For 40 days, I am choosing a book from my personal book shelves. It will be a book that is insightful, intriguing, or illuminating about women. I will write why I think this book is a positive one and worth a read. This isn’t advertising for me or to promote any of my friends. It’s simply praise for good books.
Day 28, Black Water by Joyce Carol Oates
An idealistic young woman named Kelly attends her best friend’s 4th of July party on a place called Grayling Island. Also attending the party is “The Senator,” a big, powerful, boozy politician currently separated from his wife. Kelly is thrilled to meet The Senator. She knows all about him—she follows his political work and even wrote her Senior thesis on him. Pretty, and a little shy, Kelly is surprised and flattered when The Senator flirts with her. He invites her on a walk on the beach, kisses her, and asks her to ditch the party for dinner at his hotel. Kelly is not a particularly worldly young woman, but even she knows what he means by “dinner.” It is out of character for her to go off with a man she just met, but The Senator is her hero–and who knows what such a connection could mean to her future? As Kelly packs an overnight bag, her friend warns her not to go. She is afraid Kelly will regret it.

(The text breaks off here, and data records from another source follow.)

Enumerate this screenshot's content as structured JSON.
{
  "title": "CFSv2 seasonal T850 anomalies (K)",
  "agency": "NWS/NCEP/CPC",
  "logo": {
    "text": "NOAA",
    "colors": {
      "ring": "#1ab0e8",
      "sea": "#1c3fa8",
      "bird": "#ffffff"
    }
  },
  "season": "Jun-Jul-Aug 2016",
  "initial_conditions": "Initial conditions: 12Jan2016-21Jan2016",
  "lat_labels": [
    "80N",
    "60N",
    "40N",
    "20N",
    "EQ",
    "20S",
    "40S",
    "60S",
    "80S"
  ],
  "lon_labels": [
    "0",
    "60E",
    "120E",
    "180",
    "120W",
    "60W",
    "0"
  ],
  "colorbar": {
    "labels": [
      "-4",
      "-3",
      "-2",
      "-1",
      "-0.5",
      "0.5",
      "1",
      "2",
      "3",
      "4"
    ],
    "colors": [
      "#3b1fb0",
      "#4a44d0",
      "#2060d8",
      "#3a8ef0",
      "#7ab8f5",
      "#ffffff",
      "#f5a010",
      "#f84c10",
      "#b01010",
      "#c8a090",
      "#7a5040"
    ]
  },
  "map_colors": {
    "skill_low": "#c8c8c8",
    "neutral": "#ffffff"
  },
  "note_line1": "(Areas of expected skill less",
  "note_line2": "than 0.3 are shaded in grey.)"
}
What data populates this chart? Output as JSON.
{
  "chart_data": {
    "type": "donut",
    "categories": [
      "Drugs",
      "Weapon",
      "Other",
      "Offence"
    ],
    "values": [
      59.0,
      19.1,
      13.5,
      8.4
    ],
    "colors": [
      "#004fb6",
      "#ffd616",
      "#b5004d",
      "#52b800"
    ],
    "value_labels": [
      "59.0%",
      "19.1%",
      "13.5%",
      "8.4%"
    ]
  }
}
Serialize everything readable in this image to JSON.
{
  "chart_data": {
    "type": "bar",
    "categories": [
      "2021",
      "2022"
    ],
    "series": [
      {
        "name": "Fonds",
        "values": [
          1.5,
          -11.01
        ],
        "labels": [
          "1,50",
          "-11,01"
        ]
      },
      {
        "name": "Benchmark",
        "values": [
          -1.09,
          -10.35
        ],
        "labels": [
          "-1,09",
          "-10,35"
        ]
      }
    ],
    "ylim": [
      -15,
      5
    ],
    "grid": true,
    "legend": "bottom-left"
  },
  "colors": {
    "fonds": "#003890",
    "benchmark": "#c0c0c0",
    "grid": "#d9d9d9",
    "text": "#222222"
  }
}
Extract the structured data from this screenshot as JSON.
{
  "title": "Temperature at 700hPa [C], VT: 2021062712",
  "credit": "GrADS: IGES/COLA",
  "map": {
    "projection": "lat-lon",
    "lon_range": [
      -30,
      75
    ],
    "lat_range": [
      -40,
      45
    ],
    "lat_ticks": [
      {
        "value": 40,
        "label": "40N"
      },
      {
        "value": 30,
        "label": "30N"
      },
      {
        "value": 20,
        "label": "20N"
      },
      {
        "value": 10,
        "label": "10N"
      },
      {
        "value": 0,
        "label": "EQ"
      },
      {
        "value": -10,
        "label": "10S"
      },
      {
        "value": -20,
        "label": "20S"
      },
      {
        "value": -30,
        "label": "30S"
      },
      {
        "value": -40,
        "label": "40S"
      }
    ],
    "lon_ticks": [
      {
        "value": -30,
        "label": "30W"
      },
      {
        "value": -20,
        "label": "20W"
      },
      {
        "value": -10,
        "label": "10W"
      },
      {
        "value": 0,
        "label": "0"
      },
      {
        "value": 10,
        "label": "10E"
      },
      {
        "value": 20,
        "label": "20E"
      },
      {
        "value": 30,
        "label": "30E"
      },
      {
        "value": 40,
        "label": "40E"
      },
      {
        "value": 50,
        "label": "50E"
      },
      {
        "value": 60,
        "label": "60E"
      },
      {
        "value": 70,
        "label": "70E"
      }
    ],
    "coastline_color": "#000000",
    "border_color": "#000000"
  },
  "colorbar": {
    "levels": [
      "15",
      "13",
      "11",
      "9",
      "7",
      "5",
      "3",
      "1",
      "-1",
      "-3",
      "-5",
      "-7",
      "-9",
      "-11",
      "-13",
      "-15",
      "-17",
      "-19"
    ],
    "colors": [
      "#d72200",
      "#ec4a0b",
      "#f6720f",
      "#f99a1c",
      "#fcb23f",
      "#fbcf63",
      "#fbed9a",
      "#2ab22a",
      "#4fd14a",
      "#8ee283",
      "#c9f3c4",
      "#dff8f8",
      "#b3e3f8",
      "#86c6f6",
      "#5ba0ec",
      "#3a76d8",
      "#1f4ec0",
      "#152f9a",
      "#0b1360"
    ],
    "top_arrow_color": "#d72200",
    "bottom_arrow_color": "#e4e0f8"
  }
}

Regret puts it mildly. All of the above happens before this novella begins. The live action of the story happens in The Senator’s car, which is slowly sinking in a murky pond. The Senator took a back road and, driving drunk and too fast, plowed through the guard rail of a wooden bridge. The car landed passenger side down and Kelly, strapped in her seat, is badly injured. The Senator is not. He opens his door and, using Kelly’s body for support, pushes himself up and out to safety. Kelly grasps at his leg so he won’t leave her and is left holding his shoe. She continues to hold onto his shoe, certain The Senator will return to rescue her. Hurt and delirious, she reviews her brief young life as the black water slowly rises around her. Eventually Kelly realizes The Senator is not coming back. Her hero has abandoned her.
Why is Black Water a good read for women? Writers are often asked where they get their ideas for stories. This one is a no-brainer. Joyce Carol Oates may have changed the names, but The Senator is Edward Kennedy and Black Water is a fictional account of Mary Jo Kopechne’s drowning at Chappaquiddick. Published in 1993, twenty-three years after the Chappaquiddick incident, the book gives the victim a voice that is hard to forget. There are lessons to be learned when an idealistic young person looks up to an older and experienced one, when esteem is misplaced and influence is misused. As her friend warned, Kelly’s impulsive act is regrettable in the extreme. Her mistake was to confuse experience with wisdom, charm with character, and power with courage. Her time alone in the car, as she comes to understand that her hopeful future is now impossible, is heartbreaking and haunting.